Komorebi de
Roger Raynal
D'habitude, lorsqu'une femme me faisait connaître son désir, je me jetais sur elle, mais là, j'étais comme paralysé, embarrassé de respect, et je la laissai faire. Nous étions, de tous côtés, environnés par la brume d'automne. « Vos mains sont froides et rugueuses », me dit-elle, « je vais les amollir ». Et lentement, elle porta chacun de mes doigts à sa bouche, les embrassant avec un art si maîtrisé que je crus défaillir. Pour me ramener à moi, à elle, elle me mordit, de ses fines dents, le bout de l'index, jusqu'au sang. La brève douleur réveilla ma conscience, et je basculai sur elle. Elle se dégagea comme un animal souple et fauve et ôta son dernier vêtement alors que je me séparais des miens. Dans cette clarté entrecoupée de brume, de sa peau nue semblait sourdre une lumière laiteuse, quasi lunaire, et je me fondis, comme la luciole soumise à une fatale attraction, dans cette lueur vaporeuse.
Je ne saurais vous dire combien de temps dura cette union. Je sortis de mon corps, cette nuit-là, à plusieurs reprises, et il me sembla que mon esprit errait dans les brumes, courant à la surface des eaux huileuses à la recherche de mon corps uni au sien. J'entendais, je participais des mille volontés de la vie autour de nous. J'étais ce poisson à l'affût dans la vase, et ce ver qui rongeait le roseau, et ce hibou qui cherchait sa pitance, et cette souris, encore, qu'il terrorisait, blottie entre les herbes...J'étais tout cela, et tout cela était en moi. J'eus l'illusion de voir Itako, loin au-dessous de moi, cernée de lacs et de rivières, et le grand rivage qui marque l'océan. Loin, très loin au-dessous de nous. Puis, je chutais, je revenais dans ma barque, avant de reprendre de la hauteur, dans un va-et-vient qui semblait appartenir à une autre réalité. Je vis, dans ce rêve partagé, disparaître la ville sous les nuées et, vers le sud, je crus même discerner les neiges du Fuji, scintillantes sous le manteau céleste gavé d'étoiles qui m'accueillaient en leur sein.

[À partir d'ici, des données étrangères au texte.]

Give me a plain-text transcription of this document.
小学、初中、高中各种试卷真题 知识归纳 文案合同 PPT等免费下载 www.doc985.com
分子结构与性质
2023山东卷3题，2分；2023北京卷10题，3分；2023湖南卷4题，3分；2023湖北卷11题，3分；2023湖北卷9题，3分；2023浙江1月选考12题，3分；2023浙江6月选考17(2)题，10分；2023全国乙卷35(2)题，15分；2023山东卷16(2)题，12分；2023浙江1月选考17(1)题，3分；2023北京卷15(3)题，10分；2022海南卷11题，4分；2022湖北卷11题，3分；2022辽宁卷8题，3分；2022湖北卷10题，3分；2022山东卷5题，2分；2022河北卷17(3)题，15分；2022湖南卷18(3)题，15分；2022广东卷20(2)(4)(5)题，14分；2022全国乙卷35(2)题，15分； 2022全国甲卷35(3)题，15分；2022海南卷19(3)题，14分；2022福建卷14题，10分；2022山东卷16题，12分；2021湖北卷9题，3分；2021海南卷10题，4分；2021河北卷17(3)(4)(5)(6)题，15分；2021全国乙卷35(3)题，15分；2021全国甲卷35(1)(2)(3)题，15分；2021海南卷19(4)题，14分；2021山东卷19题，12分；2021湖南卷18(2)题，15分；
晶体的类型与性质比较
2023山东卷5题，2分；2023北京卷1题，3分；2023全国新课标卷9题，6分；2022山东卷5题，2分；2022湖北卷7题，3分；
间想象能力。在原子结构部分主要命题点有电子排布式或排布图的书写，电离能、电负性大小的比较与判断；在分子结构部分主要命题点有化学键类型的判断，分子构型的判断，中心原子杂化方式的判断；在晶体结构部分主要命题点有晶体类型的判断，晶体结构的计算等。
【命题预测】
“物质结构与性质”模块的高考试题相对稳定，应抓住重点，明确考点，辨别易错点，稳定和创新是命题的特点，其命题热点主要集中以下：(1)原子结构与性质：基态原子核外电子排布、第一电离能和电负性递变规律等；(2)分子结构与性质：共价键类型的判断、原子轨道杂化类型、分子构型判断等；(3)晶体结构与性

Et toujours cette odeur lourde, suave, presque sucrée, cet au-delà du désir et du plaisir qui me portait, abandonné, sans volonté, comme nous porte le temps sur les flots tempétueux de notre destinée. J'avais dépassé le stade des sensations, j'étais apaisé, libéré de toute nécessité, je tutoyais les dieux...et j'ouvris les yeux alors que ma déesse refermait, d'un mouvement fort et exquis, les pans de son dernier vêtement.
J'étais étendu, nu, faible et trempé, comme pour une seconde naissance, sur le rude plancher de ma barque. « Nous pouvons, à présent, terminer notre course ».
Extrait de "Le doigt"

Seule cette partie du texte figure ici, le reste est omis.